Avant la pause estivale, trois cantates sont interprétées par l’Orchestre de chambre I Musici de Montréal sous la direction de Jean-François Rivest, nouveau conseiller artistique et premier chef invité de l’orchestre de chambre fondé jadis par feu le violoncelliste Yuli Turovsky. Le maestro Jean-François Rivest est invité par PAN M 360 à expliquer les enjeux artistiques et spirituels de ces trois cantates au programme de la Salle Bourgie, jeudi et vendredi : Ich ruf zu dir, Herr Jesu Christ BWV 177, Allein zu dir, Herr Jesu Christ BWV 33, Ich glaube, lieber Herr, hilf meinem Unglauben BWV 109.
PAN M 360 : Comment avez-vous été invité à piger dans cet immense corpus des cantates de Bach?
JEAN-FRANÇOIS RIVEST : Lorsque Isolde Lagacé m’a présenté la liste des cantates qui restaient dans le répertoire amorcé il y a sept ans, il n’y en avait pas beaucoup. Grâce à elle, on a eu droit en tant que public à cette étonnante intégrale, mais aussi ça aura poussé un très grand nombre de musiciens à Montréal de travailler un répertoire extrêmement exigeant et de développer une expertise. Les chanteuses et chanteurs recrutés pour ces concerts en ont fait des centaines. Ce n’est pas négligeable.

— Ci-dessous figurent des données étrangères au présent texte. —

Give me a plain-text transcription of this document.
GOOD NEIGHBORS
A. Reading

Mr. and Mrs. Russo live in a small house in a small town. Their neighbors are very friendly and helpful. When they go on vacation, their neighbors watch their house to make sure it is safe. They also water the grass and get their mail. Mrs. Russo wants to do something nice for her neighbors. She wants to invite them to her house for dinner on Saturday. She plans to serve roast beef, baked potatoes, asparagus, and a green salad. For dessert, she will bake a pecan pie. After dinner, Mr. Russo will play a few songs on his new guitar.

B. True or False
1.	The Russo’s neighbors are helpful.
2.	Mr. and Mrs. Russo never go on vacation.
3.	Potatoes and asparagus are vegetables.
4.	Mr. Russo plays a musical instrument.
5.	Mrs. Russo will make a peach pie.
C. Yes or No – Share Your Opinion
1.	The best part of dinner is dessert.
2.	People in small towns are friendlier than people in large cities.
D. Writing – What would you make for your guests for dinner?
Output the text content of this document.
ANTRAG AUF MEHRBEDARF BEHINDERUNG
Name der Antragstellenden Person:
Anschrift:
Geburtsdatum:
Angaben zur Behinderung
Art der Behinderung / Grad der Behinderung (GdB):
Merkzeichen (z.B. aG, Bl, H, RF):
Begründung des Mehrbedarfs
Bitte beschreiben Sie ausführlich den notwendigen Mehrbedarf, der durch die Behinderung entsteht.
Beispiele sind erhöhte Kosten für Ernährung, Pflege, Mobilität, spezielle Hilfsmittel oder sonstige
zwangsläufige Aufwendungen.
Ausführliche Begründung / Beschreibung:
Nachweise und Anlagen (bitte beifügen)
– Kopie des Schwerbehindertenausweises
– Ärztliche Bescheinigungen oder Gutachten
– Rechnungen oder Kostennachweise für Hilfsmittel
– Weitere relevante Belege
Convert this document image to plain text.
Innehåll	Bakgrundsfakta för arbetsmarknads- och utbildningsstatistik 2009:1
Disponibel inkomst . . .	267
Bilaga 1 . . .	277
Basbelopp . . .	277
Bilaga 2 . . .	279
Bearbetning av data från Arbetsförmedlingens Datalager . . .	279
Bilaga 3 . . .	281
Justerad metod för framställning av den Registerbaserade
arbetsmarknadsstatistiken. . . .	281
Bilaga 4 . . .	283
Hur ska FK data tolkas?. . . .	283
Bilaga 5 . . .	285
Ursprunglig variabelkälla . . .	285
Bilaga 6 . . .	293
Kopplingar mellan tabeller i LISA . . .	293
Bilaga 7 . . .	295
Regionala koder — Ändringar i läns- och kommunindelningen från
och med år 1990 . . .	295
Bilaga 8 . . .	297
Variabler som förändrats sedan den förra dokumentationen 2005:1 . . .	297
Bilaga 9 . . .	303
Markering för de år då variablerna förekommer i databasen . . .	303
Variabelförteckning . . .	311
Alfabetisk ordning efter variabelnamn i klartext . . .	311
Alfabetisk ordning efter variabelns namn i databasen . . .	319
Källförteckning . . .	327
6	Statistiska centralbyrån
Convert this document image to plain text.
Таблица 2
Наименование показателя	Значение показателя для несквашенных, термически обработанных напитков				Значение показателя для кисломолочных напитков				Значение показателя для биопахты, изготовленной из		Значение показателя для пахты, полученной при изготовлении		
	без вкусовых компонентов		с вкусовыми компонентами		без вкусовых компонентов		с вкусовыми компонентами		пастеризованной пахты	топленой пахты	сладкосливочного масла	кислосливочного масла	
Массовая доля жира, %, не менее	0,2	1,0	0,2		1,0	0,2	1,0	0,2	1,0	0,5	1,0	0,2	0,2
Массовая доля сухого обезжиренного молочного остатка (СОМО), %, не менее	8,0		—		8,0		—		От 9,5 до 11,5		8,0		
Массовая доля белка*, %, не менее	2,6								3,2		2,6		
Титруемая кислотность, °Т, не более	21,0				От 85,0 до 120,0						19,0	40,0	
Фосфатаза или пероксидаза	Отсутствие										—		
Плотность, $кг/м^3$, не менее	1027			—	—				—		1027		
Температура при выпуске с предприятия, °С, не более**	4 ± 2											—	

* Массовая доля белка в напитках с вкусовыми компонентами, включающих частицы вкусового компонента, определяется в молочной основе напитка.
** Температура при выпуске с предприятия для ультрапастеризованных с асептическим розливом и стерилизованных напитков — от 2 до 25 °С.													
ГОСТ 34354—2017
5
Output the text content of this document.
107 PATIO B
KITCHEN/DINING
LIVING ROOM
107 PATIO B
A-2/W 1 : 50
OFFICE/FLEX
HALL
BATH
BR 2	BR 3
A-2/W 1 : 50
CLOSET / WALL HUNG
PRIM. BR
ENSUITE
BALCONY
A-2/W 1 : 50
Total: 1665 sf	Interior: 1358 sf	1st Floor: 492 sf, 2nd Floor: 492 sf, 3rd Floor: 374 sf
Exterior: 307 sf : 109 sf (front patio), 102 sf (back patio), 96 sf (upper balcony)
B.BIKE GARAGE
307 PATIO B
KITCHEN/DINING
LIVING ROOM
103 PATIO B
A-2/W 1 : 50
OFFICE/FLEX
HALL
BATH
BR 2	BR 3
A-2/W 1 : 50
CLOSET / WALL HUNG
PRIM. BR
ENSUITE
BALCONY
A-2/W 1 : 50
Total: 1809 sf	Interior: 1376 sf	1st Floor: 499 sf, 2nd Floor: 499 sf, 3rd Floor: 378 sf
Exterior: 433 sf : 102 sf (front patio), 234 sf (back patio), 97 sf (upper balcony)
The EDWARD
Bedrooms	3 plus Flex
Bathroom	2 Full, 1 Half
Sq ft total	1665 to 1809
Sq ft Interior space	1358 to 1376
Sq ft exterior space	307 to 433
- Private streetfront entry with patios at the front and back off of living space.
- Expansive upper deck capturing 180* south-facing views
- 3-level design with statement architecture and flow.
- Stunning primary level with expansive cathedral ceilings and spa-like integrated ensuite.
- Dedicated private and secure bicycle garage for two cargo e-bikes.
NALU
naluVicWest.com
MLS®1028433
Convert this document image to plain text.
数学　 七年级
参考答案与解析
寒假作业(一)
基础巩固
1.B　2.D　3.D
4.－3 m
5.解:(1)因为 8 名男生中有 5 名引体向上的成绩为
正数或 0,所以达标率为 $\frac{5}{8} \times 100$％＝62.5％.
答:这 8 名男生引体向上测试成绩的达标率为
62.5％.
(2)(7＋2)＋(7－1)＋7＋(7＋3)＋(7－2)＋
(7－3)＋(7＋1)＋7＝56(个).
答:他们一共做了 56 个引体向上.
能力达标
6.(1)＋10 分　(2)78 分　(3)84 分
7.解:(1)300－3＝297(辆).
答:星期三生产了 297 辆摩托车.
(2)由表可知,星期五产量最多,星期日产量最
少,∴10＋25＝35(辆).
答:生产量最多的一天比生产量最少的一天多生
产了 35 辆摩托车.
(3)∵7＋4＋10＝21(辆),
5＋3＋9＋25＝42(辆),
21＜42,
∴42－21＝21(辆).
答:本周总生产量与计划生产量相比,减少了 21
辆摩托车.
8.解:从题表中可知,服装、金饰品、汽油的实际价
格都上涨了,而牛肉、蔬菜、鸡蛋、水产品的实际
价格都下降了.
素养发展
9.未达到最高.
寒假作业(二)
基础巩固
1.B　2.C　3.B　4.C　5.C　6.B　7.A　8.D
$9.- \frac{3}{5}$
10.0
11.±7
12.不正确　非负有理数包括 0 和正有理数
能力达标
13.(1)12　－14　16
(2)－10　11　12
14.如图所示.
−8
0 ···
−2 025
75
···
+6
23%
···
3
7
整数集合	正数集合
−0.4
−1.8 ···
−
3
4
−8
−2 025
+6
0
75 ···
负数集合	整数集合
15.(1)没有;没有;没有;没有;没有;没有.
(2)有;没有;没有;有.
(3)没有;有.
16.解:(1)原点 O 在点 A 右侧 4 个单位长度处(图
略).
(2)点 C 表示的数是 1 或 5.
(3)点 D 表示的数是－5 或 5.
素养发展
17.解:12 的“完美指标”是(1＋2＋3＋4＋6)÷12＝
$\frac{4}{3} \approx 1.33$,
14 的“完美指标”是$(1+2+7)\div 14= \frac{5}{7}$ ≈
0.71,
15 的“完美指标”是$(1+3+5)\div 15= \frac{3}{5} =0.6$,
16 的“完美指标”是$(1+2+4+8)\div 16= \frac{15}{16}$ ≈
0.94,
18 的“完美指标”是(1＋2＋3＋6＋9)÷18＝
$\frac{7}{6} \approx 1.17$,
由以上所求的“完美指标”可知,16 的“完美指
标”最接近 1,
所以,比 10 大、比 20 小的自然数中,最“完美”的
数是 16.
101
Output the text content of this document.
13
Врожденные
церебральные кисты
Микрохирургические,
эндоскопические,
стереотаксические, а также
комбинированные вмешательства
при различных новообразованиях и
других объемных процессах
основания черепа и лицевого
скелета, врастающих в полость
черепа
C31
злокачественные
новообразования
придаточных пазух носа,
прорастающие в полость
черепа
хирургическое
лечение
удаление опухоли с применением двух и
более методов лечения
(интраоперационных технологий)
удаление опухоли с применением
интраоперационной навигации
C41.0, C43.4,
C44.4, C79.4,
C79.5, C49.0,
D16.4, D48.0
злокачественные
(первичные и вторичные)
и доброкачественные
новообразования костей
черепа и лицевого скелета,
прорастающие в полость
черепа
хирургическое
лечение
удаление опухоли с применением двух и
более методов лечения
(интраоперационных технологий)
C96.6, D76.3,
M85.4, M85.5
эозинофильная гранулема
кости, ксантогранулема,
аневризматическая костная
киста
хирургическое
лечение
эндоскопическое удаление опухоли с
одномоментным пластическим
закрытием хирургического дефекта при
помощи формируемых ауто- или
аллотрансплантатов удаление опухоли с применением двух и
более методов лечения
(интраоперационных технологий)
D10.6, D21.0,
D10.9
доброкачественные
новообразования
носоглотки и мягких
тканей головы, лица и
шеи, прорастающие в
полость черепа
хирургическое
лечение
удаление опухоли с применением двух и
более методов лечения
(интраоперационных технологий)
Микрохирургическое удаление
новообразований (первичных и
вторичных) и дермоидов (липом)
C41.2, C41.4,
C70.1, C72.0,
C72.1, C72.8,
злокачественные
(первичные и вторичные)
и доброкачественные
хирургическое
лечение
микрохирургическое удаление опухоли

D’une part, ce n’est pas si facile à mettre en place. C’est une œuvre hétéroclite. Toutes sortes d’instrumentations, solistes nombreux en général, c’est compliqué de monter ces cantates. La deuxième difficulté est l’immensité du corpus. On parle de 200 et les musicologues s’entendent pour nous dire qu’on en a perdu au moins une centaine. Je parle régulièrement à mon ami le musicologue Gilles Cantagrel qui a écrit un ouvrage considérable sur les cantates de Bach et on fabule encore sur ce qu’on aurait pu avoir si on avait la véritable intégrale incluant les œuvres disparues.Monter les cantates est donc un gros projet.
PAN M 360 : Y a-t-il un lien entre les trois cantates sélectionnées pour ce programme?
JEAN-FRANÇOIS RIVEST : Premièrement , j’ai choisi trois cantates avec une instrumentation plutôt homogène. J’ai évité les trombones, trompettes et timbales dans un seul mouvement et toutes sortes d’autres caractéristiques de ce type. On a trois cantates basées vraiment sur les chœurs. Les chœurs initiaux des trois cantates sont vraiment fantastiques, absolument sublimes, extraordinaires! Ça nous fait 4 chœurs développés et deux chorals, c’est donc très riche à ce niveau.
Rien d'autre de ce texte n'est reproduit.